AI- and human-written letters can be identical (so all characters look the same, i.e. have the same glyphs) but the underlying values will be different, allowing anyone to view them easily with a “show AI” button.
Some other thoughts
I’ve submitted a more detailed version of this as an ArXiV paper, which will hopefully be approved for publication. There are plenty of details to consider, some of which I’ve listed below. I’m sure I’ve missed a ton of them. But the approach has serious merits if we want to watermark AI while still working alongside it.
This is a highlighter, not an enforcement system
I’m proposing a highlighter, not how to use it or what to do when someone doesn’t. The highlight wouldn’t be visible unless activated (AI letter ‘A’ and human letter ‘A’ would use the same glyph and look identical.)
Nothing about this idea enforces AI text marking. It’s simply a mechanism for marking things. We can let marketers, governments, and the legal system decide who should be marking AI content, when it’s okay to remove the markings, and what to do if someone removes them inappropriately.
What’s more, if you don’t trust the source, you can always use digital signing as well. Get the blended text using Unicode, then sign the whole thing. It won’t be editable without breaking the signature, but the markup will persist either way.
It’s still a lot of work
There’s also a lot of work to make this happen. Files might get bigger; font glyphs will have to change; search engines will need to process an AI letter in the same way they process a human letter; text-to-speech systems need to be updated so we don’t marginalize some people or widen the digital divide. I’m sure I haven’t considered a ton of challenges. But Unicode is already supported across every major operating system, application, and device. It’s just sitting there, waiting to solve this watermarking problem. We created Unicode so that all humans could use the Internet; now we can use it to identify the things humans have created.
It’s easy for someone to cheat
It’s trivially easy for a bad actor to remove AI markup from text. That’s not the point. Bad people lie all the time; if Large Language Models like ChatGPT, Claude, Bing and Bard mark the content they generate in this way, then if it disappears, someone knowingly removed it. If that harms somebody, we have a legal system to deal with it.
Similarly, it’s easy for a good actor to pledge to be AI transparent.
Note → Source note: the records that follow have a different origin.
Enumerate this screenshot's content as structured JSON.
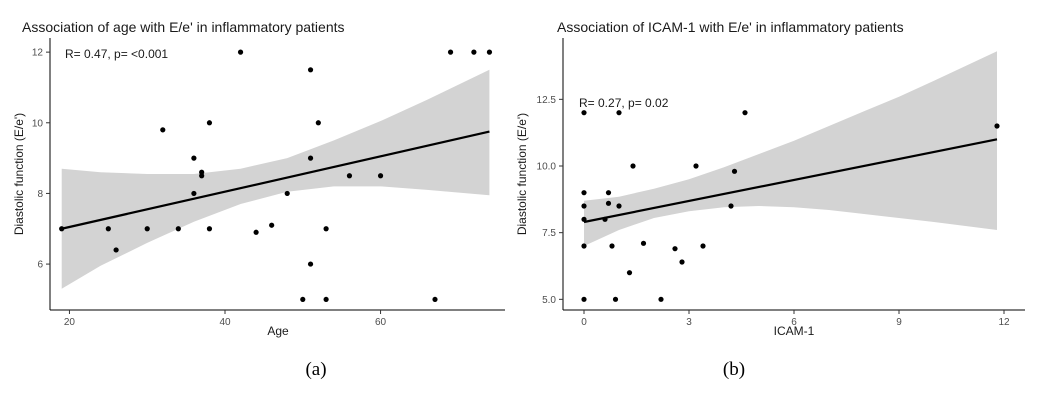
{
  "chart_data": [
    {
      "type": "scatter",
      "panel_label": "(a)",
      "title": "Association of age with E/e' in inflammatory patients",
      "annotation": "R= 0.47, p= <0.001",
      "xlabel": "Age",
      "ylabel": "Diastolic function (E/e')",
      "xlim": [
        17.5,
        76
      ],
      "ylim": [
        4.7,
        12.4
      ],
      "xticks": [
        20,
        40,
        60
      ],
      "yticks": [
        6,
        8,
        10,
        12
      ],
      "grid": false,
      "points": [
        {
          "x": 19,
          "y": 7.0
        },
        {
          "x": 25,
          "y": 7.0
        },
        {
          "x": 26,
          "y": 6.4
        },
        {
          "x": 30,
          "y": 7.0
        },
        {
          "x": 32,
          "y": 9.8
        },
        {
          "x": 34,
          "y": 7.0
        },
        {
          "x": 36,
          "y": 9.0
        },
        {
          "x": 36,
          "y": 8.0
        },
        {
          "x": 37,
          "y": 8.5
        },
        {
          "x": 37,
          "y": 8.6
        },
        {
          "x": 38,
          "y": 10.0
        },
        {
          "x": 38,
          "y": 7.0
        },
        {
          "x": 42,
          "y": 12.0
        },
        {
          "x": 44,
          "y": 6.9
        },
        {
          "x": 46,
          "y": 7.1
        },
        {
          "x": 48,
          "y": 8.0
        },
        {
          "x": 50,
          "y": 5.0
        },
        {
          "x": 51,
          "y": 11.5
        },
        {
          "x": 51,
          "y": 9.0
        },
        {
          "x": 51,
          "y": 6.0
        },
        {
          "x": 52,
          "y": 10.0
        },
        {
          "x": 53,
          "y": 7.0
        },
        {
          "x": 53,
          "y": 5.0
        },
        {
          "x": 56,
          "y": 8.5
        },
        {
          "x": 60,
          "y": 8.5
        },
        {
          "x": 67,
          "y": 5.0
        },
        {
          "x": 69,
          "y": 12.0
        },
        {
          "x": 72,
          "y": 12.0
        },
        {
          "x": 74,
          "y": 12.0
        }
      ],
      "fit": {
        "x": [
          19,
          74
        ],
        "y": [
          7.0,
          9.75
        ]
      },
      "confidence_band": {
        "x": [
          19,
          24,
          30,
          36,
          42,
          48,
          54,
          60,
          66,
          74
        ],
        "upper": [
          8.7,
          8.6,
          8.55,
          8.55,
          8.7,
          9.0,
          9.5,
          10.05,
          10.65,
          11.5
        ],
        "lower": [
          5.3,
          5.95,
          6.6,
          7.2,
          7.7,
          8.05,
          8.2,
          8.2,
          8.1,
          7.95
        ]
      },
      "colors": {
        "points": "#000000",
        "fit": "#000000",
        "band": "#d3d3d3"
      }
    },
    {
      "type": "scatter",
      "panel_label": "(b)",
      "title": "Association of ICAM-1 with E/e' in inflammatory patients",
      "annotation": "R= 0.27, p= 0.02",
      "xlabel": "ICAM-1",
      "ylabel": "Diastolic function (E/e')",
      "xlim": [
        -0.6,
        12.6
      ],
      "ylim": [
        4.6,
        14.8
      ],
      "xticks": [
        0,
        3,
        6,
        9,
        12
      ],
      "yticks": [
        5.0,
        7.5,
        10.0,
        12.5
      ],
      "ytick_labels": [
        "5.0",
        "7.5",
        "10.0",
        "12.5"
      ],
      "grid": false,
      "points": [
        {
          "x": 0.0,
          "y": 12.0
        },
        {
          "x": 0.0,
          "y": 9.0
        },
        {
          "x": 0.0,
          "y": 8.5
        },
        {
          "x": 0.0,
          "y": 8.0
        },
        {
          "x": 0.0,
          "y": 7.0
        },
        {
          "x": 0.0,
          "y": 5.0
        },
        {
          "x": 0.6,
          "y": 8.0
        },
        {
          "x": 0.7,
          "y": 9.0
        },
        {
          "x": 0.7,
          "y": 8.6
        },
        {
          "x": 0.8,
          "y": 7.0
        },
        {
          "x": 0.9,
          "y": 5.0
        },
        {
          "x": 1.0,
          "y": 12.0
        },
        {
          "x": 1.0,
          "y": 8.5
        },
        {
          "x": 1.3,
          "y": 6.0
        },
        {
          "x": 1.4,
          "y": 10.0
        },
        {
          "x": 1.7,
          "y": 7.1
        },
        {
          "x": 2.2,
          "y": 5.0
        },
        {
          "x": 2.6,
          "y": 6.9
        },
        {
          "x": 2.8,
          "y": 6.4
        },
        {
          "x": 3.2,
          "y": 10.0
        },
        {
          "x": 3.4,
          "y": 7.0
        },
        {
          "x": 4.2,
          "y": 8.5
        },
        {
          "x": 4.3,
          "y": 9.8
        },
        {
          "x": 4.6,
          "y": 12.0
        },
        {
          "x": 11.8,
          "y": 11.5
        }
      ],
      "fit": {
        "x": [
          0,
          11.8
        ],
        "y": [
          7.9,
          11.0
        ]
      },
      "confidence_band": {
        "x": [
          0,
          1,
          2,
          3,
          4,
          5,
          6,
          7,
          8,
          9,
          10,
          11.8
        ],
        "upper": [
          8.7,
          8.85,
          9.15,
          9.5,
          9.95,
          10.45,
          10.95,
          11.5,
          12.05,
          12.6,
          13.2,
          14.3
        ],
        "lower": [
          7.0,
          7.6,
          8.05,
          8.3,
          8.45,
          8.5,
          8.45,
          8.35,
          8.2,
          8.05,
          7.9,
          7.6
        ]
      },
      "colors": {
        "points": "#000000",
        "fit": "#000000",
        "band": "#d3d3d3"
      }
    }
  ]
}
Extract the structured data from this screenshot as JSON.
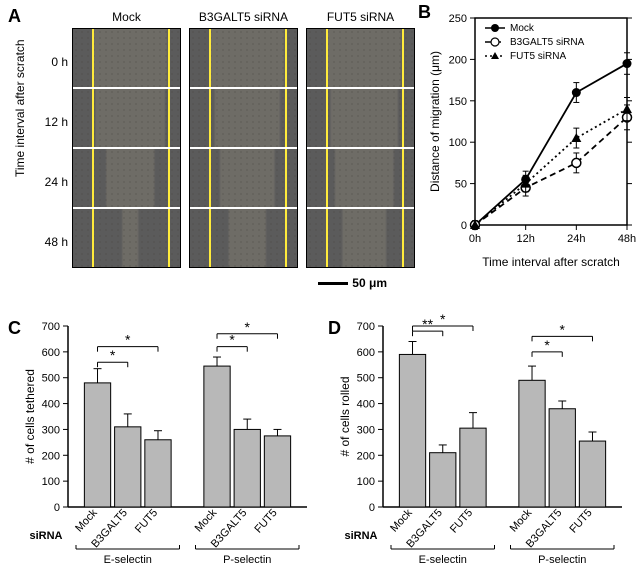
{
  "panelA": {
    "label": "A",
    "col_headers": [
      "Mock",
      "B3GALT5 siRNA",
      "FUT5 siRNA"
    ],
    "row_labels": [
      "0 h",
      "12 h",
      "24 h",
      "48 h"
    ],
    "y_axis_label": "Time interval after scratch",
    "scale_label": "50 μm",
    "micrograph_bg": "#6b6862",
    "cell_texture": "#5a5750",
    "yellow_line_color": "#ffeb3b",
    "line_positions": {
      "mock": [
        [
          18,
          89
        ],
        [
          20,
          87
        ],
        [
          30,
          77
        ],
        [
          45,
          62
        ],
        [
          55,
          55
        ]
      ],
      "b3galt5": [
        [
          18,
          89
        ],
        [
          22,
          85
        ],
        [
          27,
          80
        ],
        [
          35,
          72
        ],
        [
          48,
          60
        ]
      ],
      "fut5": [
        [
          18,
          89
        ],
        [
          21,
          86
        ],
        [
          25,
          82
        ],
        [
          32,
          75
        ],
        [
          42,
          65
        ]
      ]
    },
    "guide_positions": [
      18,
      89
    ]
  },
  "panelB": {
    "label": "B",
    "type": "line",
    "x_title": "Time interval after scratch",
    "y_title": "Distance of migration (μm)",
    "x_ticks": [
      "0h",
      "12h",
      "24h",
      "48h"
    ],
    "y_ticks": [
      0,
      50,
      100,
      150,
      200,
      250
    ],
    "ylim": [
      0,
      250
    ],
    "series": [
      {
        "name": "Mock",
        "marker": "circle-filled",
        "dash": "solid",
        "values": [
          0,
          55,
          160,
          195
        ],
        "err": [
          5,
          10,
          12,
          13
        ]
      },
      {
        "name": "B3GALT5 siRNA",
        "marker": "circle-open",
        "dash": "dashed",
        "values": [
          0,
          45,
          75,
          130
        ],
        "err": [
          5,
          10,
          12,
          15
        ]
      },
      {
        "name": "FUT5 siRNA",
        "marker": "triangle-filled",
        "dash": "dotted",
        "values": [
          0,
          50,
          105,
          140
        ],
        "err": [
          5,
          10,
          12,
          14
        ]
      }
    ],
    "colors": {
      "line": "#000000",
      "bg": "#ffffff"
    },
    "label_fontsize": 12,
    "tick_fontsize": 11
  },
  "panelC": {
    "label": "C",
    "type": "bar",
    "y_title": "# of cells tethered",
    "y_ticks": [
      0,
      100,
      200,
      300,
      400,
      500,
      600,
      700
    ],
    "ylim": [
      0,
      700
    ],
    "groups": [
      "E-selectin",
      "P-selectin"
    ],
    "bar_labels": [
      "Mock",
      "B3GALT5",
      "FUT5"
    ],
    "sirna_label": "siRNA",
    "data": [
      {
        "group": "E-selectin",
        "bars": [
          {
            "v": 480,
            "e": 55
          },
          {
            "v": 310,
            "e": 50
          },
          {
            "v": 260,
            "e": 35
          }
        ]
      },
      {
        "group": "P-selectin",
        "bars": [
          {
            "v": 545,
            "e": 35
          },
          {
            "v": 300,
            "e": 40
          },
          {
            "v": 275,
            "e": 25
          }
        ]
      }
    ],
    "sig": [
      {
        "from": 0,
        "to": 1,
        "y": 560,
        "label": "*"
      },
      {
        "from": 0,
        "to": 2,
        "y": 620,
        "label": "*"
      },
      {
        "from": 3,
        "to": 4,
        "y": 620,
        "label": "*"
      },
      {
        "from": 3,
        "to": 5,
        "y": 670,
        "label": "*"
      }
    ],
    "bar_color": "#b8b8b8",
    "bar_border": "#000000"
  },
  "panelD": {
    "label": "D",
    "type": "bar",
    "y_title": "# of cells rolled",
    "y_ticks": [
      0,
      100,
      200,
      300,
      400,
      500,
      600,
      700
    ],
    "ylim": [
      0,
      700
    ],
    "groups": [
      "E-selectin",
      "P-selectin"
    ],
    "bar_labels": [
      "Mock",
      "B3GALT5",
      "FUT5"
    ],
    "sirna_label": "siRNA",
    "data": [
      {
        "group": "E-selectin",
        "bars": [
          {
            "v": 590,
            "e": 50
          },
          {
            "v": 210,
            "e": 30
          },
          {
            "v": 305,
            "e": 60
          }
        ]
      },
      {
        "group": "P-selectin",
        "bars": [
          {
            "v": 490,
            "e": 55
          },
          {
            "v": 380,
            "e": 30
          },
          {
            "v": 255,
            "e": 35
          }
        ]
      }
    ],
    "sig": [
      {
        "from": 0,
        "to": 1,
        "y": 680,
        "label": "**"
      },
      {
        "from": 0,
        "to": 2,
        "y": 740,
        "label": "*",
        "yoverride": 700
      },
      {
        "from": 3,
        "to": 4,
        "y": 600,
        "label": "*"
      },
      {
        "from": 3,
        "to": 5,
        "y": 660,
        "label": "*"
      }
    ],
    "bar_color": "#b8b8b8",
    "bar_border": "#000000"
  }
}
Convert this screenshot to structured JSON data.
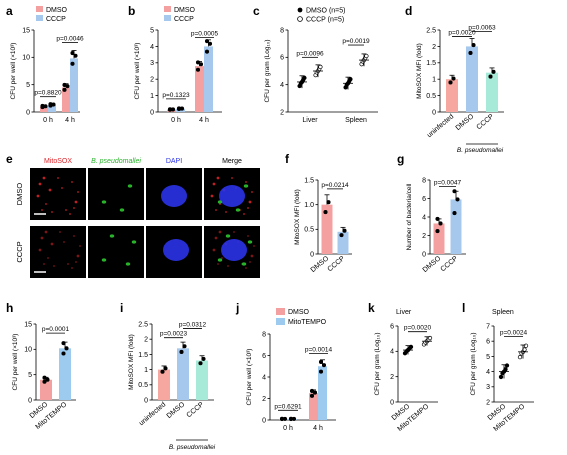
{
  "colors": {
    "dmso": "#f4a0a0",
    "cccp": "#a6c8ec",
    "mito": "#9ccbef",
    "cccp_mint": "#a8ead8",
    "uninfected": "#f6a79f",
    "dot": "#000000",
    "mitosox_red": "#e0262a",
    "bp_green": "#29b32b",
    "dapi_blue": "#2b33e8"
  },
  "panels": {
    "a": {
      "label": "a",
      "ylabel": "CFU per well (×10³)"
    },
    "b": {
      "label": "b",
      "ylabel": "CFU per well (×10³)"
    },
    "c": {
      "label": "c",
      "ylabel": "CFU per gram (Log₁₀)"
    },
    "d": {
      "label": "d",
      "ylabel": "MitoSOX MFI (fold)",
      "group": "B. pseudomallei"
    },
    "e": {
      "label": "e",
      "cols": [
        "MitoSOX",
        "B. pseudomallei",
        "DAPI",
        "Merge"
      ],
      "rows": [
        "DMSO",
        "CCCP"
      ]
    },
    "f": {
      "label": "f",
      "ylabel": "MitoSOX MFI (fold)"
    },
    "g": {
      "label": "g",
      "ylabel": "Number of bacteria/cell"
    },
    "h": {
      "label": "h",
      "ylabel": "CFU per well (×10³)"
    },
    "i": {
      "label": "i",
      "ylabel": "MitoSOX MFI (fold)",
      "group": "B. pseudomallei"
    },
    "j": {
      "label": "j",
      "ylabel": "CFU per well (×10³)"
    },
    "k": {
      "label": "k",
      "ylabel": "CFU per gram (Log₁₀)",
      "title": "Liver"
    },
    "l": {
      "label": "l",
      "ylabel": "CFU per gram (Log₁₀)",
      "title": "Spleen"
    }
  },
  "chart_data": [
    {
      "panel": "a",
      "type": "bar",
      "categories": [
        "0 h",
        "4 h"
      ],
      "series": [
        {
          "name": "DMSO",
          "values": [
            1.0,
            4.5
          ]
        },
        {
          "name": "CCCP",
          "values": [
            1.3,
            9.8
          ]
        }
      ],
      "ylim": [
        0,
        15
      ],
      "yticks": [
        "0",
        "5",
        "10",
        "15"
      ],
      "pvalues": [
        "p=0.8820",
        "p=0.0046"
      ]
    },
    {
      "panel": "b",
      "type": "bar",
      "categories": [
        "0 h",
        "4 h"
      ],
      "series": [
        {
          "name": "DMSO",
          "values": [
            0.15,
            2.8
          ]
        },
        {
          "name": "CCCP",
          "values": [
            0.2,
            4.0
          ]
        }
      ],
      "ylim": [
        0,
        5
      ],
      "yticks": [
        "0",
        "1",
        "2",
        "3",
        "4",
        "5"
      ],
      "pvalues": [
        "p=0.1323",
        "p=0.0005"
      ]
    },
    {
      "panel": "c",
      "type": "scatter",
      "categories": [
        "Liver",
        "Spleen"
      ],
      "series": [
        {
          "name": "DMSO (n=5)",
          "values": [
            4.2,
            4.1
          ]
        },
        {
          "name": "CCCP (n=5)",
          "values": [
            5.0,
            5.8
          ]
        }
      ],
      "ylim": [
        2,
        8
      ],
      "yticks": [
        "2",
        "4",
        "6",
        "8"
      ],
      "pvalues": [
        "p=0.0096",
        "p=0.0019"
      ]
    },
    {
      "panel": "d",
      "type": "bar",
      "categories": [
        "uninfected",
        "DMSO",
        "CCCP"
      ],
      "values": [
        1.0,
        2.0,
        1.2
      ],
      "ylim": [
        0,
        2.5
      ],
      "yticks": [
        "0",
        "0.5",
        "1",
        "1.5",
        "2",
        "2.5"
      ],
      "pvalues": [
        "p=0.0020",
        "p=0.0063"
      ]
    },
    {
      "panel": "f",
      "type": "bar",
      "categories": [
        "DMSO",
        "CCCP"
      ],
      "values": [
        1.0,
        0.45
      ],
      "ylim": [
        0,
        1.5
      ],
      "yticks": [
        "0",
        "0.5",
        "1.0",
        "1.5"
      ],
      "pvalues": [
        "p=0.0214"
      ]
    },
    {
      "panel": "g",
      "type": "bar",
      "categories": [
        "DMSO",
        "CCCP"
      ],
      "values": [
        3.3,
        5.9
      ],
      "ylim": [
        0,
        8
      ],
      "yticks": [
        "0",
        "2",
        "4",
        "6",
        "8"
      ],
      "pvalues": [
        "p=0.0047"
      ]
    },
    {
      "panel": "h",
      "type": "bar",
      "categories": [
        "DMSO",
        "MitoTEMPO"
      ],
      "values": [
        4.0,
        10.2
      ],
      "ylim": [
        0,
        15
      ],
      "yticks": [
        "0",
        "5",
        "10",
        "15"
      ],
      "pvalues": [
        "p=0.0001"
      ]
    },
    {
      "panel": "i",
      "type": "bar",
      "categories": [
        "uninfected",
        "DMSO",
        "CCCP"
      ],
      "values": [
        1.0,
        1.7,
        1.3
      ],
      "ylim": [
        0,
        2.5
      ],
      "yticks": [
        "0",
        "0.5",
        "1",
        "1.5",
        "2",
        "2.5"
      ],
      "pvalues": [
        "p=0.0023",
        "p=0.0312"
      ]
    },
    {
      "panel": "j",
      "type": "bar",
      "categories": [
        "0 h",
        "4 h"
      ],
      "series": [
        {
          "name": "DMSO",
          "values": [
            0.1,
            2.5
          ]
        },
        {
          "name": "MitoTEMPO",
          "values": [
            0.1,
            5.0
          ]
        }
      ],
      "ylim": [
        0,
        8
      ],
      "yticks": [
        "0",
        "2",
        "4",
        "6",
        "8"
      ],
      "pvalues": [
        "p=0.6291",
        "p=0.0014"
      ]
    },
    {
      "panel": "k",
      "type": "scatter",
      "categories": [
        "DMSO",
        "MitoTEMPO"
      ],
      "values": [
        4.1,
        4.8
      ],
      "ylim": [
        0,
        6
      ],
      "yticks": [
        "0",
        "2",
        "4",
        "6"
      ],
      "pvalues": [
        "p=0.0020"
      ]
    },
    {
      "panel": "l",
      "type": "scatter",
      "categories": [
        "DMSO",
        "MitoTEMPO"
      ],
      "values": [
        4.0,
        5.3
      ],
      "ylim": [
        2,
        7
      ],
      "yticks": [
        "2",
        "3",
        "4",
        "5",
        "6",
        "7"
      ],
      "pvalues": [
        "p=0.0024"
      ]
    }
  ]
}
They can preserve the markings, letting their customers know what was made by a human and what was written by an AI. We should normalize this: Let brands decide their stance on AI-generated support chat, or marketing copy, or social bots, and have users decide what they want.
There are plenty of use cases
A “track changes for AI” approach has hundreds of use cases, from teachers who can see which parts of their students’ work was generated by an AI to workers giving feedback to their colleagues’ work, to regulated businesses enforcing chain-of-custody on generative content. With Unicode, all of these are instantly possible—with a software update.
The Unicode Consortium members are Big Tech
Better still, many of the companies on the Unicode steering committee are the same companies that are building generative AI: Microsoft, Google, Facebook, IBM, and others. It’s in their best interest to use this ready-made tool to help us navigate an Internet where both humans and algorithms are generating content.
Conclusions
In a perfect world, we’d have seen Generative AI coming, and set up our communication systems at the dawn of the Internet so that things created by a human were provably, demonstrably, different from things created by a machine. That would be a very different world from the one in which we live today. I think it would be a much better one.
The encoding system within Unicode presents a unique opportunity to do so with comparatively little effort. It is widely deployed and tested; works across many languages, organizations, and applications; has an existing governing and regulatory body; involves the major technology vendors; and can be adopted voluntarily.
We have labels for the things we put in our bodies—gluten-free, organic, non-GMO, vegetarian. We should care as much about what we put in our minds.